Background
Two Phase Commit (abbreviated 2PC) is a protocol used to achieve atomic writes in distributed systems. It was a novel concept in the 1970's and had good intentions, but in practice the implementations are not too great. We'll dig into what 2PC does and why a lot of systems in production decide not to use it.
How 2PC works
As the name states, participant nodes using 2PC protocol go through two phases.
- Prepare
- Commit
A Coordinator service is a transaction manager that communicates with participant nodes. The Coordinator service usually lives with the application server or on a single node machine. When the Coordinator is given a transaction (one or more atomic operations) to execute, it starts the Prepare phase by asking all the nodes if they are truly prepared for the upcoming transaction commit.
At this stage, if any of the participants say "No", or they crash, then the transaction is aborted altogether.
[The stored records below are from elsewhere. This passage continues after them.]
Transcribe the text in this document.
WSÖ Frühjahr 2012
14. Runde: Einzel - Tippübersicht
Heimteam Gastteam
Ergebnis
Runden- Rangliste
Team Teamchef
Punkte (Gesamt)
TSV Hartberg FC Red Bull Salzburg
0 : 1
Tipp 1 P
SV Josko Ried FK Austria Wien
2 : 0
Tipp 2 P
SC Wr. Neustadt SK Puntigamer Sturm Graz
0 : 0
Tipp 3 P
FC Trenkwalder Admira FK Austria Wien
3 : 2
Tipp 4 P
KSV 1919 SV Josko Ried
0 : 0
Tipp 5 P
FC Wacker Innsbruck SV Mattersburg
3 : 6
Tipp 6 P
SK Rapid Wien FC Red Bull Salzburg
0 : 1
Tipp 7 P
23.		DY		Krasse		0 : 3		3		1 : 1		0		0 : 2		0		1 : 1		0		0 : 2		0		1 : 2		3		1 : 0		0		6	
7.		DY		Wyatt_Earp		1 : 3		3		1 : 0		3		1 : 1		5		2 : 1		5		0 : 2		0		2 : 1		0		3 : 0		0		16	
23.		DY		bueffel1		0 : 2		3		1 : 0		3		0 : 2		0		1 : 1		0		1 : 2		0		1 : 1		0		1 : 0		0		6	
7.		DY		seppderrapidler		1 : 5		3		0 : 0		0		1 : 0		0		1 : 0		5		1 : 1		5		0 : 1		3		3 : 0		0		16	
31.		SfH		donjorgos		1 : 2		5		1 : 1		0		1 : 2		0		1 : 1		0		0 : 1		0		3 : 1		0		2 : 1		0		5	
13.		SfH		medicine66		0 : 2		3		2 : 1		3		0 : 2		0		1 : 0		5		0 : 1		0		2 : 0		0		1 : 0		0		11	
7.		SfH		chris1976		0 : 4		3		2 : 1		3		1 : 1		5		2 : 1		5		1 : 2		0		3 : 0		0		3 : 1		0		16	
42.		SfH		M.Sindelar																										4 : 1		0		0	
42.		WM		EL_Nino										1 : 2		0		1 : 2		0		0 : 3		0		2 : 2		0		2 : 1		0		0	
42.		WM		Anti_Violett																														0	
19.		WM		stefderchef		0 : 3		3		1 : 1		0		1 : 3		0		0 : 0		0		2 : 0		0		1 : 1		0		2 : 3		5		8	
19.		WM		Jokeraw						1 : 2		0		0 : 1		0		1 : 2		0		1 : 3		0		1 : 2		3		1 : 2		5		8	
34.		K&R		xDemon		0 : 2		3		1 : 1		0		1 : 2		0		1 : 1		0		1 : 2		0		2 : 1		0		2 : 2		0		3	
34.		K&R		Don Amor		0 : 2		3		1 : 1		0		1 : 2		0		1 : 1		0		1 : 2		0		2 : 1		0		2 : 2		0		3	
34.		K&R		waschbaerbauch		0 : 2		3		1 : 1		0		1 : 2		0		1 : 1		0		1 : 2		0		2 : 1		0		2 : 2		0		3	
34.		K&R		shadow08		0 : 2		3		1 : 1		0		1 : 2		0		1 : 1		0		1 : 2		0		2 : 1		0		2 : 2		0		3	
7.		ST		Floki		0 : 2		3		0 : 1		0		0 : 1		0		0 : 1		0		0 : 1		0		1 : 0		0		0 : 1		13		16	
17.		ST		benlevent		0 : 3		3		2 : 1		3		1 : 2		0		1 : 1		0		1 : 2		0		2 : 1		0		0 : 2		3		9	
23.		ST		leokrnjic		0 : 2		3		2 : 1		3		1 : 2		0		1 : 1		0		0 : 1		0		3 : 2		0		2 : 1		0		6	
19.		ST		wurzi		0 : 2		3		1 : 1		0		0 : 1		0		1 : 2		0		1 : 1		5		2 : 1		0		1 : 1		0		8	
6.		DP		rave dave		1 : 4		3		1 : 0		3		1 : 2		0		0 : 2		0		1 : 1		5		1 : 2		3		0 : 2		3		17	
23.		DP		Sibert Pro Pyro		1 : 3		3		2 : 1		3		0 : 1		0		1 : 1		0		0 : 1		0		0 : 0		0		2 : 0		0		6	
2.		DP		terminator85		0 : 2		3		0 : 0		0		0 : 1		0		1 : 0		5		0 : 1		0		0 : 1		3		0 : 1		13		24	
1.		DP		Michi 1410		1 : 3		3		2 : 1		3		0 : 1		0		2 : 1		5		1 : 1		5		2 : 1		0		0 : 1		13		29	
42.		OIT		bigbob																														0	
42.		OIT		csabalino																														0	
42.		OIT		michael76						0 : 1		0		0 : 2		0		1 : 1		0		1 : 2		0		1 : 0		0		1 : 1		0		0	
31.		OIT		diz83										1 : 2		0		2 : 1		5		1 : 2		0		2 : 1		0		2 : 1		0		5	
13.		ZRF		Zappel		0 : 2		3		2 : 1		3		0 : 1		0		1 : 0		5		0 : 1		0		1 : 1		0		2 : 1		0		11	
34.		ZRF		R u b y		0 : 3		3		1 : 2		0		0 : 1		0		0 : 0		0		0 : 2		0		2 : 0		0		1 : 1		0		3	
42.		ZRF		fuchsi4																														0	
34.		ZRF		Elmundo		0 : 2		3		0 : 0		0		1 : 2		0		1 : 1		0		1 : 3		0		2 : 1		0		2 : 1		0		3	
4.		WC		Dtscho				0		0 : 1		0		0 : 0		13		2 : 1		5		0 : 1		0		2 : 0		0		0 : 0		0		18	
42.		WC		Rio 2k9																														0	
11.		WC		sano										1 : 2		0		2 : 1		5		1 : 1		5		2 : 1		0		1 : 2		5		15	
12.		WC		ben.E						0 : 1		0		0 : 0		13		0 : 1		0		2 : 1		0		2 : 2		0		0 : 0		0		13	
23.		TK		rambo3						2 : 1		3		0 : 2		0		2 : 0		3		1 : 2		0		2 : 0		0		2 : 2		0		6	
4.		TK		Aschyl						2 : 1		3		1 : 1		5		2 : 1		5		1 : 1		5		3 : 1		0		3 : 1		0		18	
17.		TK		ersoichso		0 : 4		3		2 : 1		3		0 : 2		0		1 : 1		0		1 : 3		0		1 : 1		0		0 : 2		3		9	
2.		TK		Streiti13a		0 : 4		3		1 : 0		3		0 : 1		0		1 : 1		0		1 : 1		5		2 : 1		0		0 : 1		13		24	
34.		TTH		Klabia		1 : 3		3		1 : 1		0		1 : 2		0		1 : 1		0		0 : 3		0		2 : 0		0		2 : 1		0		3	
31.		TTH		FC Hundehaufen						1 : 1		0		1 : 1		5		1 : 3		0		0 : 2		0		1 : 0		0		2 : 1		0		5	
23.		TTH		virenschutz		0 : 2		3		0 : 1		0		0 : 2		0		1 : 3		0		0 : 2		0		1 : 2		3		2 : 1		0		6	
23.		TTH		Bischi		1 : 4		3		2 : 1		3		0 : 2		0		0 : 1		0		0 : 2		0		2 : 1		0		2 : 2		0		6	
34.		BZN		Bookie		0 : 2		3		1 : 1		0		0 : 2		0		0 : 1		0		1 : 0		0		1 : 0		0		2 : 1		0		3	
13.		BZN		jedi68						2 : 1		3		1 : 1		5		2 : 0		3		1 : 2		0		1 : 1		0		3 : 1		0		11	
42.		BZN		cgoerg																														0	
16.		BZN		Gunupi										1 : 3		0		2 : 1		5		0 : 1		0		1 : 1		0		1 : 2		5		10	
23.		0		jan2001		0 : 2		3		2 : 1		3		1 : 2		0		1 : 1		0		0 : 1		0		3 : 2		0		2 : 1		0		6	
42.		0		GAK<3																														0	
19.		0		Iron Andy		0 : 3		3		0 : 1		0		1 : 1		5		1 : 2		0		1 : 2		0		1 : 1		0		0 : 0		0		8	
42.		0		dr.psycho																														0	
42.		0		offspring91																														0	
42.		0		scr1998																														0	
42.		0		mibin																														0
When the Coordinator is about to start a certain phase (i.e. Prepare, Commit), it will record this state change onto the transaction log, which is also on disk. This is to provide a recovery mechanism in the case of failures such as system restarts on the Coordinator host.
In the Prepare phase, if all participants happened to acknowledge or say "OK" to the the "Prepare" request by the Coordinator, only then will the Coordinator proceed to the following Commit phase. Since the participants have acknowledged this step, they fulfill a promise to commit the transaction.
The Coordinator now sends the Commit request to all participants, just like it did in the Prepare phase. However, unlike the Prepare phase, the Coordinator expects each participant to commit the transaction and waits until it does so. This means that each of the nodes must commit successfully, no matter how slow they are or what bad state they might be in. The Coordinator will keep retrying the requests until it gets an acknowledgement by the participants.
The simple explanation for why this is would be that if some nodes had committed a transaction successfully while others didn't, it creates a globally inconsistent state in the entire system. The transactions that have been committed in successful nodes cannot be rolled back because the commit was successful. Thus, a transaction in a distributed system means that each node must also commit the transaction successfully.
The problems of 2PC
The statement highlighted in bold above gives you a hint of some major flaws in 2PC. In more detail:
- In the 2PC Commit phase, the Coordinator will pretty much be blocked until every node in the system acknowledges the transaction write. If one node happens to be laggy or restarts due to some error, the distributed write as a whole is blocked until the issue is resolved.
- In the scenario above, if one node happens to die while in the Commit phase, the Coordinator would be stuck in limbo. A system administrator must resolve this issue manually.
- If the Coordinator node itself dies at the Commit step, then all the nodes will be in-doubt, causing them to standby (and not take any further transactions) until the Coordinator node is operational again.
- If the Coordinator node restarts, then it will be operational after some time but will likely incur huge downtime
- If the Coordinator node is completely dead, then a system administrator must replace the node entirely and restore from the backup log - even longer downtime
- A failover for the Coordinator node is recommended for the reasons above
So about 2PC...
In general, 2PC was not built around the idea of being fault-tolerance at all. In distributed systems, network partitioning is a side effect that has to be handled. Thus, better solutions for atomic, distributed writes are centered around consensus algorithms that have the ability to detect failed nodes. Zab and Raft are a couple of good examples.